Ia menyebutkan, jika saat ini nilai rupiah mencapai sekitar Rp12.000 per dolar AS, itu merupakan hal yang memang selalu terjadi pada akhir tahun.
"Akhir tahun memang selalu bergejolak dan memang angka Rp12.000 per dolar AS sudah undervalue," kata Difi.
Ia memperkirakan nilai tukar rupiah akan membaik pada akhir Semester I atau paling tidak awal Semester II 2014. Pada saat itu nilai tukar rupiah akan berada di bawah Rp11.000 per dolar AS.
"Menjelang atau setelah pemilu, nilai tukar rupiah biasanya menguat," katanya.
Ia menyebutkan kinerja ekspor nonmigas juga sudah menunjukkan perbaikan karena perekonomian AS dan China mulai bergerak lagi sehingga impor mereka akan meningkat lagi.

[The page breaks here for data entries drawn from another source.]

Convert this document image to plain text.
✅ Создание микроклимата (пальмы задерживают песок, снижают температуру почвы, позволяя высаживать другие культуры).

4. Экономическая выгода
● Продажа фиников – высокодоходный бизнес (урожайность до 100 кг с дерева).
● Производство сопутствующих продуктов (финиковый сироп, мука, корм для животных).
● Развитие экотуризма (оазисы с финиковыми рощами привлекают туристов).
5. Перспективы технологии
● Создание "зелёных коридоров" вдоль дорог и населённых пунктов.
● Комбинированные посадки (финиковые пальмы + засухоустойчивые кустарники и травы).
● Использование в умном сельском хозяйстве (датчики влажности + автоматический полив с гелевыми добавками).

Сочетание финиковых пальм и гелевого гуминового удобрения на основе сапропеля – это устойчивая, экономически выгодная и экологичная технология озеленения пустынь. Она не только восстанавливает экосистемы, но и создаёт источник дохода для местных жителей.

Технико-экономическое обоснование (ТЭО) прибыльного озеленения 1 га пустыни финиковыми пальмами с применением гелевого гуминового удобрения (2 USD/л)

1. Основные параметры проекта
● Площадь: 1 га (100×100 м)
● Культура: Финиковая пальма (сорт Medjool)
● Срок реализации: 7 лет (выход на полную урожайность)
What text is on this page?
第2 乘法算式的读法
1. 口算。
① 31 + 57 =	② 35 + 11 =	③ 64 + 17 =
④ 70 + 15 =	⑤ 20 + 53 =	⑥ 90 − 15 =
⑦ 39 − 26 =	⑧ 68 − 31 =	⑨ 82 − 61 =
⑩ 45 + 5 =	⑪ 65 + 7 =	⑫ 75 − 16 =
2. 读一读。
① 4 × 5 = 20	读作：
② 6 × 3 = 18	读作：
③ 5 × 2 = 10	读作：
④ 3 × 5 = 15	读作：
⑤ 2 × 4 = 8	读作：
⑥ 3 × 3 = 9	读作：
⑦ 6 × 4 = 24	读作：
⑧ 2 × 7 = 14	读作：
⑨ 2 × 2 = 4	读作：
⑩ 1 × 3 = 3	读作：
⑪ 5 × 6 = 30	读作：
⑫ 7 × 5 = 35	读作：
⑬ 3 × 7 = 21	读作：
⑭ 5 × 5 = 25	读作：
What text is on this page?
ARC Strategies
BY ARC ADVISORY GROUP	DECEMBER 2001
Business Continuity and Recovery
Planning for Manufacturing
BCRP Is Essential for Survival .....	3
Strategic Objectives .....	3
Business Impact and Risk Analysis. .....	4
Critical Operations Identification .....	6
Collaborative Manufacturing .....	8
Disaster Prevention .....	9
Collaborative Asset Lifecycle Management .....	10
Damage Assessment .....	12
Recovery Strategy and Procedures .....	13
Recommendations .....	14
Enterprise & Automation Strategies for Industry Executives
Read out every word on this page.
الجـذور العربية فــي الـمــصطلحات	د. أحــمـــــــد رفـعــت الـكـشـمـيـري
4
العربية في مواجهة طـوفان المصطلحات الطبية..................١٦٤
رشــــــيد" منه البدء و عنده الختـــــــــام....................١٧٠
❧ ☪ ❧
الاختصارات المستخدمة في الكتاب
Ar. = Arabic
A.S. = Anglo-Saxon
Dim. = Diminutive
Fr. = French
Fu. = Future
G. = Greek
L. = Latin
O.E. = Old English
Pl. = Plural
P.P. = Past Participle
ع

Menurut dia, pelemahan nilai tukar rupiah bukan kiamat. Salah satu penyebab melemahnya nilai tukar rupiah adalah tingginya impor sehingga permintaan valuta asing meningkat.
"Di negara-negara yang memiliki basis produksi yang kuat, pelemahan kurs justru memberikan keuntungan kepada produsen dalam negeri," katanya.
Sementara itu, Direktur Departemen Kebijakan Ekonomi dan Moneter Solikin M. Juhro mengatakan bahwa BI telah menempuh sejumlah kebijakan terkait dengan nilai tukar rupiah, baik kebijakan moneter, kebijakan stabilisasi nilai tukar rupiah, maupun kebijakan makroprudensial.
Kebijakan moneter meliputi kebijakan menaikkan suku bunga hingga 175 basis poin sebagai respons atas kenaikan ekspektasi inflasi dan mendorong aliran masuk modal asing dan stabilitas nilai tukar.